Une ombre, cependant, s’installa, qui prit de plus en plus de place au fur et à mesure des années. S’il était devenu l’astre de la petite Suzanna, qui dès qu’elle l’apercevait s’illuminait d’un radieux sourire, il n’en était point de même pour la seconde, dont les traits s’assombrissaient à son contact.
Je les aime pourtant pareillement, se lamentait-il en tachant de la serrer contre son cœur. Mais il ne réussissait guère qu’à déclencher les cris et les pleurs de la petite, et se désolait jour après jour de ce refus répété, si incompréhensible à ses yeux.


Le retour au pouvoir du Général ne manqua point d’apporter sa pierre à l’édifice Dewitt. Inconnu du grand homme, Auguste s’était rapproché de celui qui devint, dès 1962, le second Premier Ministre de la Vème République. Appelé aux commandes de l’Etat, Georges Pompidou, à peine sorti de la Banque Rothschild, y avait fréquenté l’édile de Guéret, et apprécié à sa juste valeur son entregent. Il lui fut tout naturel d’appeler ce dernier à la table de son gouvernement, et de lui confier le secrétariat d’état de la Fonction Publique.
A compter de là, Auguste devint un personnage d’état, logé comme il se doit dans un très bel hôtel particulier de la rue de Grenelle. Sitôt installé, il y fit venir Suzanna, Laure et Marie Louise – non sans oublier Suzanne.
Ce déménagement hâtif ne constitua point de déchirement pour les petites, seulement âgées de cinq ans. Pour Suzanna la brune, le rapprochement d’avec son père, qu’elle pouvait désormais voir chaque soir, fut une aubaine.
Elles grandirent dans d’immenses salons aux parquets recouverts de tapis, sans jamais avoir à ouvrir la moindre porte par elles mêmes. Et furent à peine en âge de comprendre, lorsqu’en 1969 Georges Pompidou fut élu, qu’elles avaient intégré un monde de privilèges.

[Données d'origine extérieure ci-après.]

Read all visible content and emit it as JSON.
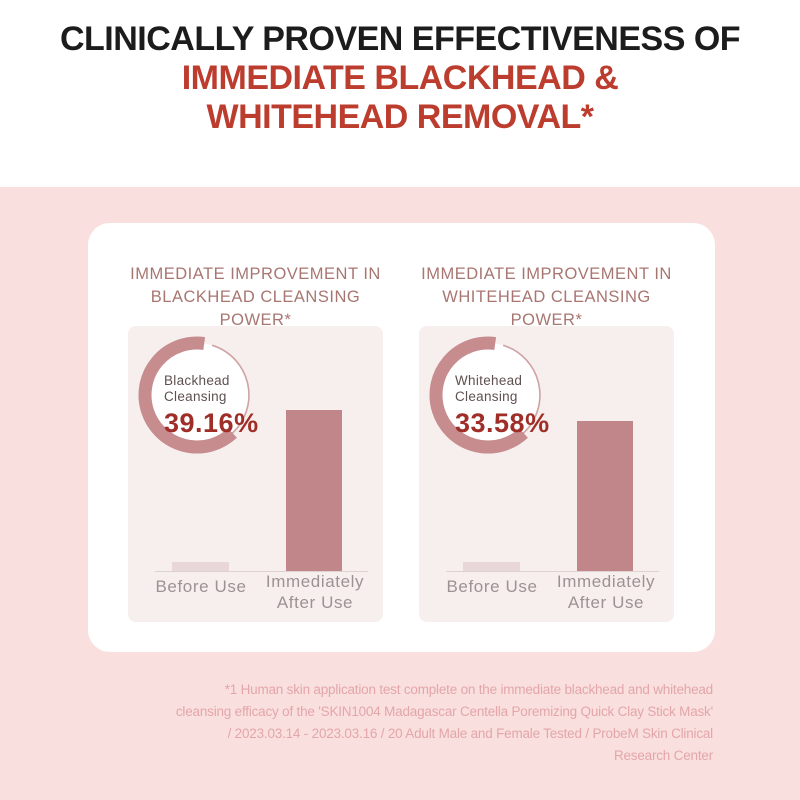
{
  "header": {
    "line1": "CLINICALLY PROVEN EFFECTIVENESS OF",
    "line2": "IMMEDIATE BLACKHEAD &",
    "line3": "WHITEHEAD REMOVAL*"
  },
  "card": {
    "panels": [
      {
        "title_line1": "IMMEDIATE IMPROVEMENT IN",
        "title_line2": "BLACKHEAD CLEANSING POWER*",
        "donut_label_line1": "Blackhead",
        "donut_label_line2": "Cleansing",
        "donut_value": "39.16%",
        "bar_label_1": "Before Use",
        "bar_label_2_line1": "Immediately",
        "bar_label_2_line2": "After Use"
      },
      {
        "title_line1": "IMMEDIATE IMPROVEMENT IN",
        "title_line2": "WHITEHEAD CLEANSING POWER*",
        "donut_label_line1": "Whitehead",
        "donut_label_line2": "Cleansing",
        "donut_value": "33.58%",
        "bar_label_1": "Before Use",
        "bar_label_2_line1": "Immediately",
        "bar_label_2_line2": "After Use"
      }
    ]
  },
  "chart_data": [
    {
      "type": "bar",
      "title": "IMMEDIATE IMPROVEMENT IN BLACKHEAD CLEANSING POWER*",
      "highlight_metric": {
        "label": "Blackhead Cleansing",
        "value_pct": 39.16
      },
      "categories": [
        "Before Use",
        "Immediately After Use"
      ],
      "values": [
        2.2,
        39.16
      ],
      "unit": "%",
      "ylim": [
        0,
        60
      ],
      "grid": false,
      "legend": false
    },
    {
      "type": "bar",
      "title": "IMMEDIATE IMPROVEMENT IN WHITEHEAD CLEANSING POWER*",
      "highlight_metric": {
        "label": "Whitehead Cleansing",
        "value_pct": 33.58
      },
      "categories": [
        "Before Use",
        "Immediately After Use"
      ],
      "values": [
        2.0,
        33.58
      ],
      "unit": "%",
      "ylim": [
        0,
        55
      ],
      "grid": false,
      "legend": false
    }
  ],
  "footnote": {
    "lines": [
      "*1 Human skin application test complete on the immediate blackhead and whitehead",
      "cleansing efficacy of the 'SKIN1004 Madagascar Centella Poremizing Quick Clay Stick Mask'",
      "/ 2023.03.14 - 2023.03.16 / 20 Adult Male and Female Tested / ProbeM Skin Clinical",
      "Research Center"
    ]
  },
  "colors": {
    "background_pink": "#fadfdf",
    "panel_background": "#f7efee",
    "accent_rose": "#c68c8e",
    "bar_after": "#c18689",
    "bar_before": "#e8d6d8",
    "headline_dark": "#1d1c1c",
    "headline_red": "#bc3c2e",
    "value_red": "#9e2e27",
    "title_rose": "#a87671",
    "footnote_pink": "#e3a6a9"
  }
}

Leur mère parvint non sans mal à se faire une petite place dans la prestigieuse scénographie où brillait son époux. Elle se transforma patiemment en une parfaite maîtresse de maison. Devenant ainsi comme un emblème dont les femmes de la génération suivante voulaient absolument se détourner.

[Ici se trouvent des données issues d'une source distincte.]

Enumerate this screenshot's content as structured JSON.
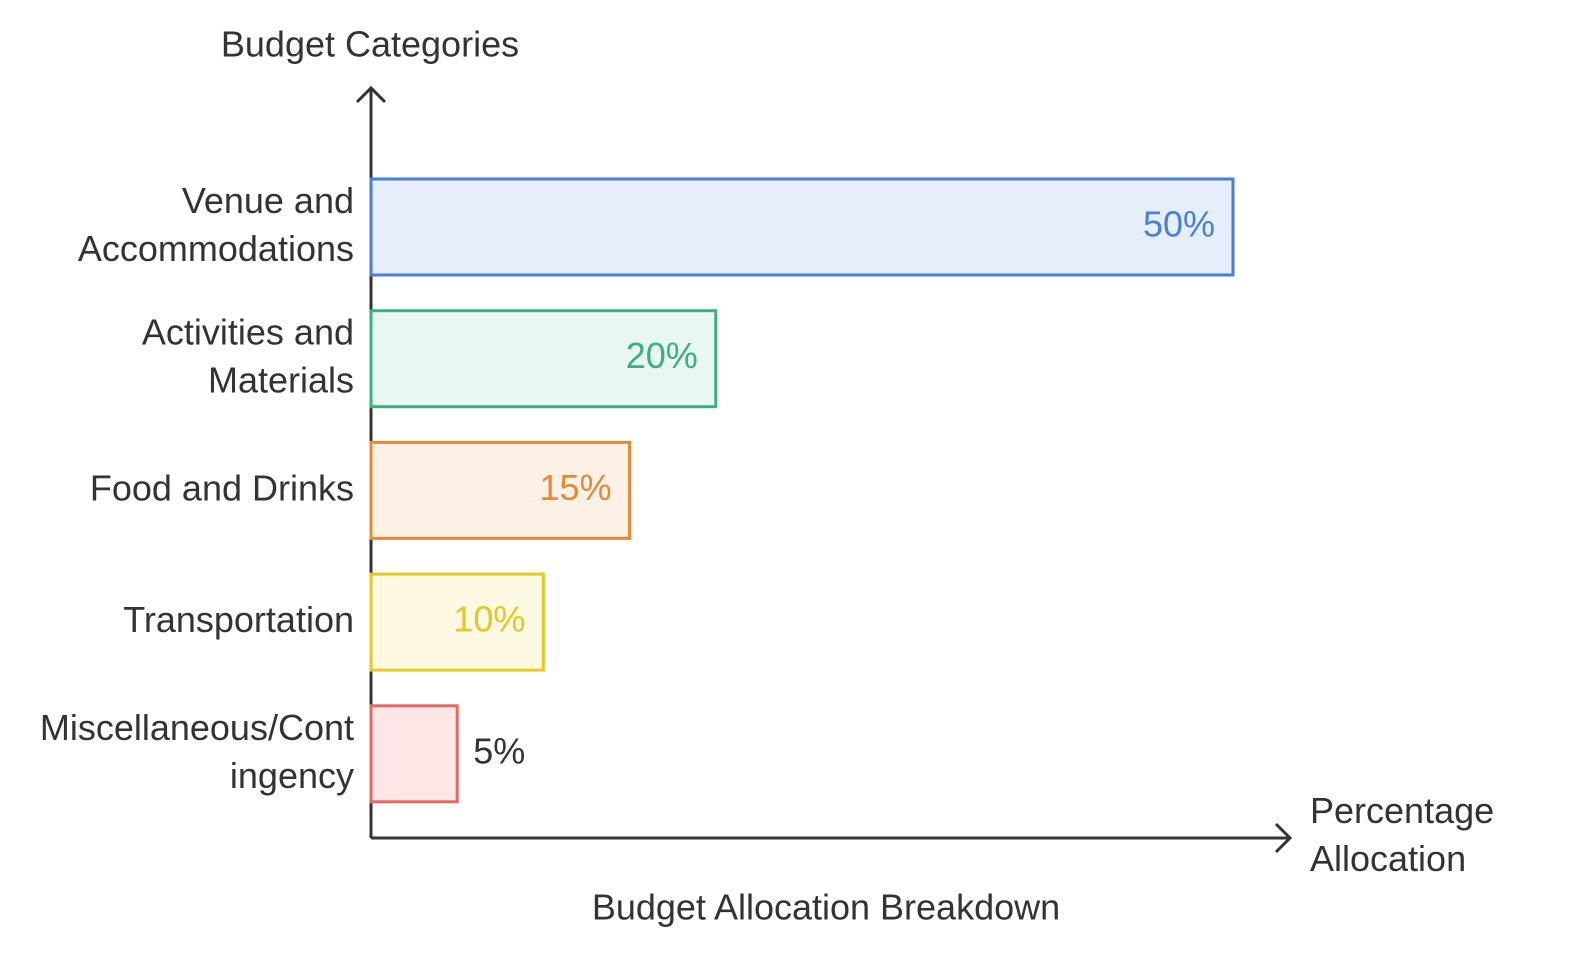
{
  "chart_data": {
    "type": "bar",
    "orientation": "horizontal",
    "title": "Budget Allocation Breakdown",
    "y_label": "Budget Categories",
    "x_label": "Percentage Allocation",
    "categories": [
      "Venue and Accommodations",
      "Activities and Materials",
      "Food and Drinks",
      "Transportation",
      "Miscellaneous/Contingency"
    ],
    "values": [
      50,
      20,
      15,
      10,
      5
    ],
    "value_labels": [
      "50%",
      "20%",
      "15%",
      "10%",
      "5%"
    ],
    "colors": [
      "#4a7fd9",
      "#3bb07f",
      "#e38a3a",
      "#e6c823",
      "#e26a63"
    ],
    "fills": [
      "#e6eefc",
      "#e8f7f1",
      "#fdf0e4",
      "#fdf9e3",
      "#fde6e6"
    ],
    "xlim": [
      0,
      50
    ]
  }
}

Les évènements de Mai furent vécus par les fillettes un peu comme Marie Antoinette avait traversé les premiers mois de la révolution : à l’abri des échaufourés, derrière de lourdes portes d’où l’on ne surprend pas les échos des coups de feu. De ce qui bouillonnait au dehors, leur monde était entièrement préservé. Leurs précepteurs avaient été suffisamment sermonés pour ne pas leur en dire un mot.
Seule Suzanna, à présent adolescente, parvenait parfois à s’échapper. Elle quittait le ministère fort tard, passant parfois devant son père, qui lui demandait :
« Mais où vas tu donc ? 
-        Nulle part, papa. Juste envie de me promener.
-        Fais attention à toi ! »
Il voyait bien qu’elle lui cachait quelque chose. Mais comment lui refuser quoi que ce soit ?
Imperceptiblement, tous sentirent, au fil des mois, l’air de liberté qu’elle ramenait du dehors. Son comportement changea, et sa parole se libéra. Elle fit entrer dans ce mausolée compassé un peu d’air frais, qui devint un tourbillon.